L'Orientaise by Jc for CM-2900

Though Marie and Luke aren’t Croydon locals, the Queen Street location was a deliberate decision made by Luke.

“I always had a vision of the crêperie being in an old character building, like an old corner store,” Luke says.

“And Croydon, this street’s always been great for small businesses, independent businesses to start out. People are very proud of this area and very proud of the businesses that have developed in this area.”

La Lorientaise sits almost directly across the road from the original Red Door Bakery and newly opened Croydon Social, and continues the trend of quality food in the area.

When we ask Marie what she will be recommending to crêpe newbies, she is understandably hard pressed to choose a favourite.

“I’m more of an apple person, so apple salted caramel, scoop of vanilla ice cream, ok?
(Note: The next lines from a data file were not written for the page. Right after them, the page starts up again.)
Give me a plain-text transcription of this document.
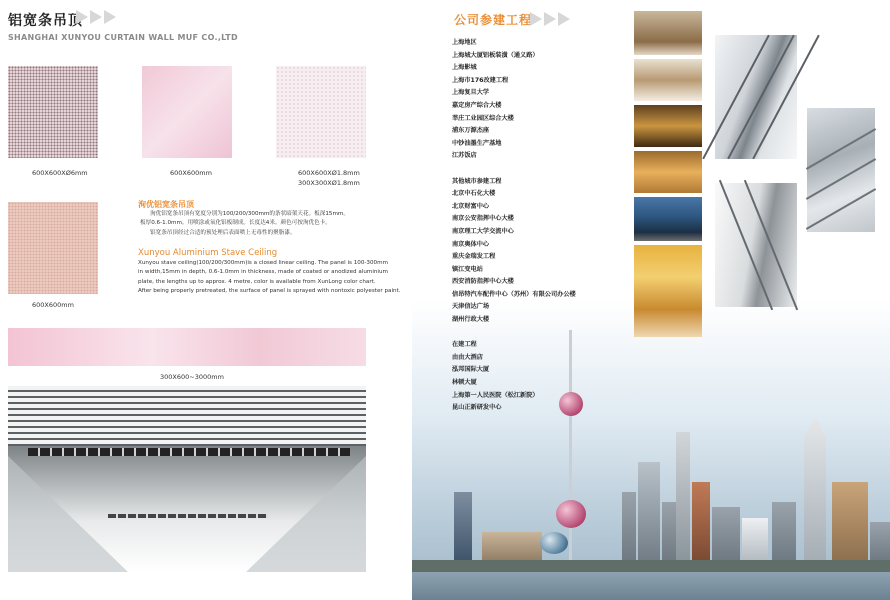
铝宽条吊顶
SHANGHAI XUNYOU CURTAIN WALL MUF CO.,LTD
600X600XØ6mm	600X600mm	600X600XØ1.8mm
300X300XØ1.8mm
600X600mm
300X600~3000mm
洵优铝宽条吊顶
洵优铝宽条吊顶有宽度分别为100/200/300mm的条状暗架天花。板深15mm。
板厚0.6-1.0mm。用喷涂或氧化铝板制成。长度达4米。颜色可按洵优色卡。
铝宽条吊顶经过合适的预处理后表面喷上无毒性的聚脂漆。
Xunyou Aluminium Stave Ceiling
Xunyou stave ceiling(100/200/300mm)is a closed linear ceiling. The panel is 100-300mm
in width,15mm in depth, 0.6-1.0mm in thickness, made of coated or anodized aluminium
plate, the lengths up to approx. 4 metre, color is available from XunLong color chart.
After being properly pretreated, the surface of panel is sprayed with nontoxic polyester paint.
公司参建工程
上海地区
上海城大厦铝板装潢（通义路）
上海影城
上海市176改建工程
上海复旦大学
嘉定房产综合大楼
莘庄工业园区综合大楼
浦东万源杰座
中钞油墨生产基地
江苏饭店
其他城市参建工程
北京中石化大楼
北京财富中心
南京公安指挥中心大楼
南京理工大学交流中心
南京奥体中心
重庆金瑞发工程
镇江变电站
西安消防指挥中心大楼
信昂特汽车配件中心（苏州）有限公司办公楼
天津信达广场
湖州行政大楼
在建工程
由由大酒店
泓邦国际大厦
林顿大厦
上海第一人民医院（松江新院）
昆山正新研发中心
Whipped cream and roast almonds. But with savoury one, myself, I like cheese and mushroom,” she says.

“And if you are hungover, for example on a weekend, I will go for La Gourmand, which means The Greedy. So you’ve got bacon, sausage, egg, tomato, caramelised onions – everything.”

There’s a crêpe for all occasions, and a specially selected French cider to pair with it, should some European-themed day drinking be on your agenda.

“Every French person will have cider with the crêpes, yeah,” Marie says.

“The concept of having a crêperie without cider is… there’s no concept of that in France,” Luke laughs.

With or without an accompanying beverage, Marie’s crêpes, and La Lorientaise Crêperie, is a welcome addition to Adelaide’s growing French culinary scene.